Download Spacy models to kernel


#1

I’m testing out using Datalore for some of my work but I’m not sure how to go about using Spacy(popular NLP framework) in Datalore. I need to download model files but not sure how to execute shell commands.

In jupyter I usually run:
!python -m spacy download en

Anyone know what I’m missing to get this to work in Datalore?


#2

You can use the following code:

import subprocess
print(subprocess.getoutput("python -m spacy download en_core_web_sm"))
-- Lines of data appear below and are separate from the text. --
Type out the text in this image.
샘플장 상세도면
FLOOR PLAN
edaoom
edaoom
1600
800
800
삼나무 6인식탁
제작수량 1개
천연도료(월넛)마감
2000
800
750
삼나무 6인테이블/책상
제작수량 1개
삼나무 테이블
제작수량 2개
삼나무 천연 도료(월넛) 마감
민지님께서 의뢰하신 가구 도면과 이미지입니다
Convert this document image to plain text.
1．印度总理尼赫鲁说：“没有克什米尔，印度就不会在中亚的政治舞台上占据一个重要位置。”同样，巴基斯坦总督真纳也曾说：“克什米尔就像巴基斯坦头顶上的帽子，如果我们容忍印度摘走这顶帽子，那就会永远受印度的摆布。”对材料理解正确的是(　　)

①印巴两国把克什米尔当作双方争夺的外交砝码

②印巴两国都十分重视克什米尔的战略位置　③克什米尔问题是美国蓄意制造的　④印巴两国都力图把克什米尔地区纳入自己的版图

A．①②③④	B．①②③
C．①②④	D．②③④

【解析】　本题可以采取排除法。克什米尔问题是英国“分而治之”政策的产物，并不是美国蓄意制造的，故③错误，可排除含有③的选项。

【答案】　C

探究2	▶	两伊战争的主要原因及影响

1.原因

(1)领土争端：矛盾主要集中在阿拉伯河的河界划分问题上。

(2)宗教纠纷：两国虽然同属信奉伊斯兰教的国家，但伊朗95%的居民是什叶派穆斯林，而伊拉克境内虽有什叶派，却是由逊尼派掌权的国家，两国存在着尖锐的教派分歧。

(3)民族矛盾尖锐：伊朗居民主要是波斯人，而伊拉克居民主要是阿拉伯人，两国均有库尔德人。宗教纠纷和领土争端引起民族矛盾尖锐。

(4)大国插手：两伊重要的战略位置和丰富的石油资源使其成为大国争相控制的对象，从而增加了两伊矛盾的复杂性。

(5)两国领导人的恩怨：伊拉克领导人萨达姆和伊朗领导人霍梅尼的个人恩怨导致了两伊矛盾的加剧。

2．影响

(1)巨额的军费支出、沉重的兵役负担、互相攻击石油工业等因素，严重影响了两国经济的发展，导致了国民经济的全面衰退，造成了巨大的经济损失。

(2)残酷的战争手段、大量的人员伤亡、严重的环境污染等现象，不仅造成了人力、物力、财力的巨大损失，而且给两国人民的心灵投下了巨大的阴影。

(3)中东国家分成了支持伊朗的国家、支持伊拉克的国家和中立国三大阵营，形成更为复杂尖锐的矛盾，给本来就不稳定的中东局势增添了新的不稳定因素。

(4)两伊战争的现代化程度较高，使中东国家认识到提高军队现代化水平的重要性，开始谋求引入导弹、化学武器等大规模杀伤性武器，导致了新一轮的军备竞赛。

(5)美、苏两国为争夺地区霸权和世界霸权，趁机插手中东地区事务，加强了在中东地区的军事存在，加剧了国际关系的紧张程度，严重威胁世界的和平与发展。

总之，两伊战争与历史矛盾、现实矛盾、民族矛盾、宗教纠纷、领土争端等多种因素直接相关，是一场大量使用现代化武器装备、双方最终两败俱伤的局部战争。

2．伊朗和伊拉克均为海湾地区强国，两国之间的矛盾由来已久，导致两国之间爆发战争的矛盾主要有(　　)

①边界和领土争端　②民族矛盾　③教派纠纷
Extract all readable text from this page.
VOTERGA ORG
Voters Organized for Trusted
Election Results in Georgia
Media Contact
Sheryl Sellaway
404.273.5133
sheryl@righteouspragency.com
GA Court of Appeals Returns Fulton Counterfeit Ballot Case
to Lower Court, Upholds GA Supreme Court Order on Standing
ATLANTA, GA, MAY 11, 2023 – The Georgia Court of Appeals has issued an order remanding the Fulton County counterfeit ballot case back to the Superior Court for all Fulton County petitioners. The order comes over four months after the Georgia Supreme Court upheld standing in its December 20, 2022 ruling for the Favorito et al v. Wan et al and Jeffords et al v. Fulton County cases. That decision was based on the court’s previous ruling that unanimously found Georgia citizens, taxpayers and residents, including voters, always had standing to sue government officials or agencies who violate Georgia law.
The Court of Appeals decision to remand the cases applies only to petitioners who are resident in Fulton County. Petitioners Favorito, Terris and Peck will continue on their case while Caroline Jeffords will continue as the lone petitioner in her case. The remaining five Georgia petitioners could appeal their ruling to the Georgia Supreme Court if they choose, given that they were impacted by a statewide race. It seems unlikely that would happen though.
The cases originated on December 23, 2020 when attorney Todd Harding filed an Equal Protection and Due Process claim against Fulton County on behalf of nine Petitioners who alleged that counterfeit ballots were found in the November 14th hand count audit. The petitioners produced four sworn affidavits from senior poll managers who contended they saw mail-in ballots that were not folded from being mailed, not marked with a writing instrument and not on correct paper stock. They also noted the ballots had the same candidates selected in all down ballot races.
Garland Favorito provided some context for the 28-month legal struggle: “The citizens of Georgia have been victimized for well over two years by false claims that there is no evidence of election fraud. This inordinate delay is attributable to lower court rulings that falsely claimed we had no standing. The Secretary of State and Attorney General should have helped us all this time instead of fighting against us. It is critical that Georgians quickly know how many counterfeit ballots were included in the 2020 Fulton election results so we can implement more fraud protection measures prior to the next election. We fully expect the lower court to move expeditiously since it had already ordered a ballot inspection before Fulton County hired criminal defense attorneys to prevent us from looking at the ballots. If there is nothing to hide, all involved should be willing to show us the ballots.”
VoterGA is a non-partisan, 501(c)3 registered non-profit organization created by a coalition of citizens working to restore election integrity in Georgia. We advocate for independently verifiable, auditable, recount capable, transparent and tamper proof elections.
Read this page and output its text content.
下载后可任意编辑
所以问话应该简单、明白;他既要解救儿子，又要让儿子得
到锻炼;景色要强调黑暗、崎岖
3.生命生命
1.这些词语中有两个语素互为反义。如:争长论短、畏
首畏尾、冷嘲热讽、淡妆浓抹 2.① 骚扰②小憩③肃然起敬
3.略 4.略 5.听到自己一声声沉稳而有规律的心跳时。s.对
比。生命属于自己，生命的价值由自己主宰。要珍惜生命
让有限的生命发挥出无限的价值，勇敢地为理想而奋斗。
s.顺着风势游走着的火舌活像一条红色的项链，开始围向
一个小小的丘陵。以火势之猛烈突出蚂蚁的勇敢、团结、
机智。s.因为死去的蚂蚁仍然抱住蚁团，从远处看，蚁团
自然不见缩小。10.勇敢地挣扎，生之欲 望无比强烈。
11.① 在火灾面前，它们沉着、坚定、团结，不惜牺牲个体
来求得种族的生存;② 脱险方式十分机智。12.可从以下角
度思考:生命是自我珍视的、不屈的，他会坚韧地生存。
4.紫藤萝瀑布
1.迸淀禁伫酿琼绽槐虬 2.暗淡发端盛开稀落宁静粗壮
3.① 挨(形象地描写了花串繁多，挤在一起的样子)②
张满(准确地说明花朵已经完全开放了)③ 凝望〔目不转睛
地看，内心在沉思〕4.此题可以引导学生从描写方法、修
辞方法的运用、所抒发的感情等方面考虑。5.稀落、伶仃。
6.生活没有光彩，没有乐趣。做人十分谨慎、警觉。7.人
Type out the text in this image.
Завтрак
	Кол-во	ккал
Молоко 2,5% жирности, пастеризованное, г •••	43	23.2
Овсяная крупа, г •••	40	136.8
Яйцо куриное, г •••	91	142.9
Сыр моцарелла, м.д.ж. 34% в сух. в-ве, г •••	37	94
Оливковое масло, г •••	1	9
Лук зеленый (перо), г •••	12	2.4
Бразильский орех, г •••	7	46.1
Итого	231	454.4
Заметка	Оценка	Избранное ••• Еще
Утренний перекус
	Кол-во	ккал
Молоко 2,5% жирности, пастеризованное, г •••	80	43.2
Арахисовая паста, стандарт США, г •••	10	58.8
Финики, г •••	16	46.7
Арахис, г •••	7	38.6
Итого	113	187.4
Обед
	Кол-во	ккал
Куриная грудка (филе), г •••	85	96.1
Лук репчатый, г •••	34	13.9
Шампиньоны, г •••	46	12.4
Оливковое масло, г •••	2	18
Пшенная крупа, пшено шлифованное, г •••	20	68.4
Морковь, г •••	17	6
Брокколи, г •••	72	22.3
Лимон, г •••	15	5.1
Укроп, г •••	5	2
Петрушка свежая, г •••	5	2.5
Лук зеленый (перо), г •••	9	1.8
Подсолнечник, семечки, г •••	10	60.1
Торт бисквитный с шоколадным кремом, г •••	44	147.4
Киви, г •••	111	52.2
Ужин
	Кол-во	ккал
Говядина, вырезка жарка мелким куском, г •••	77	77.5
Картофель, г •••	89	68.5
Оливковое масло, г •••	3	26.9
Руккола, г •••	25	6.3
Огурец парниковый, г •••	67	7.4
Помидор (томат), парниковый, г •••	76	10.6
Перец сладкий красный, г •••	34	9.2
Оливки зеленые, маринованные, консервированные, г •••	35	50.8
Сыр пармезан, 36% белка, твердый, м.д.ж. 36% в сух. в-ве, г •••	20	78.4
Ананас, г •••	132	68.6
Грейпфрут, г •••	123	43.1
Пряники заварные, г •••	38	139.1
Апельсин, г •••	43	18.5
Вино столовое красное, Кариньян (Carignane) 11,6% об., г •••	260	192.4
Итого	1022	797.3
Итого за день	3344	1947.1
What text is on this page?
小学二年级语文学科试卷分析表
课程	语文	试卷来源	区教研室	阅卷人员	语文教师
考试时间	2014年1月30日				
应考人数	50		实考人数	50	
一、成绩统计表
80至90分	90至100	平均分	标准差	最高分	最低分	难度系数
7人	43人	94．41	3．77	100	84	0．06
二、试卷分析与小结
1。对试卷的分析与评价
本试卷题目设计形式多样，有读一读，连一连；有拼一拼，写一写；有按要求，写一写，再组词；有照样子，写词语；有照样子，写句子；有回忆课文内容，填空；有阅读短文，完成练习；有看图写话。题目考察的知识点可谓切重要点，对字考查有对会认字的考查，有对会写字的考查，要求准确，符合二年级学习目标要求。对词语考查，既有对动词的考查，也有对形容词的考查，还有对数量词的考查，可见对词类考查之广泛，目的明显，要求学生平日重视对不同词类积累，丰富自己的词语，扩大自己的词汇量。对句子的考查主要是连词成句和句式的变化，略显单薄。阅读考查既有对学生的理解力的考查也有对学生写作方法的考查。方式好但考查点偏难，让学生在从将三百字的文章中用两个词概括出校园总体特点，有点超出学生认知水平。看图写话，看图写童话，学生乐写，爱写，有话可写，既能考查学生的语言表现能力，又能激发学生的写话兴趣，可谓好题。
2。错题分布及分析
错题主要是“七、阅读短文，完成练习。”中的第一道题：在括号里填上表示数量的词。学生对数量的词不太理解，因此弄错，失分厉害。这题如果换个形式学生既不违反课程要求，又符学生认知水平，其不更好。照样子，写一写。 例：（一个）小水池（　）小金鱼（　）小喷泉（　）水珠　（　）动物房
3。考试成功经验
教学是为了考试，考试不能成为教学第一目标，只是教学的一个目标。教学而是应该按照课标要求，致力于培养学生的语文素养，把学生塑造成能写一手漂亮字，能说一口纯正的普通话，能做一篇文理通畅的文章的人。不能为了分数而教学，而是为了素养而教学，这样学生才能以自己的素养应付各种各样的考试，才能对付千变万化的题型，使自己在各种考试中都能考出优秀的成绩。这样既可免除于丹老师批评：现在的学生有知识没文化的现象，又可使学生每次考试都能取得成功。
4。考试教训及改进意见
But it’s not currently possible to install these models this way since this subprocess has no write permissions on site-packages:

error: could not create ‘/opt/anaconda3/envs/datalore-user/lib/python3.6/site-packages/en_core_web_sm’: Read-only file system

I’ll ask the devs if there is a way to support this library.


#3

With the latest update (already deployed) it is possible to install these models. I checked the example from the spacy.io landing page and it works now:

import spacy
#%%
import subprocess
#%%
print(subprocess.getoutput("python -m spacy download en_core_web_sm"))
#%%
# Load English tokenizer, tagger, parser, NER and word vectors
nlp = spacy.load('en_core_web_sm')

# Process whole documents
text = (u"When Sebastian Thrun started working on self-driving cars at "
        u"Google in 2007, few people outside of the company took him "
        u"seriously. “I can tell you very senior CEOs of major American "
        u"car companies would shake my hand and turn away because I wasn’t "
        u"worth talking to,” said Thrun, now the co-founder and CEO of "
        u"online higher education startup Udacity, in an interview with "
        u"Recode earlier this week.")
doc = nlp(text)

# Find named entities, phrases and concepts
for entity in doc.ents:
    print(entity.text, entity.label_)

# Determine semantic similarities
doc1 = nlp(u"my fries were super gross")
doc2 = nlp(u"such disgusting fries")
similarity = doc1.similarity(doc2)
print(doc1.text, doc2.text, similarity)

#4

@igro I confirmed that worked for me. Thanks!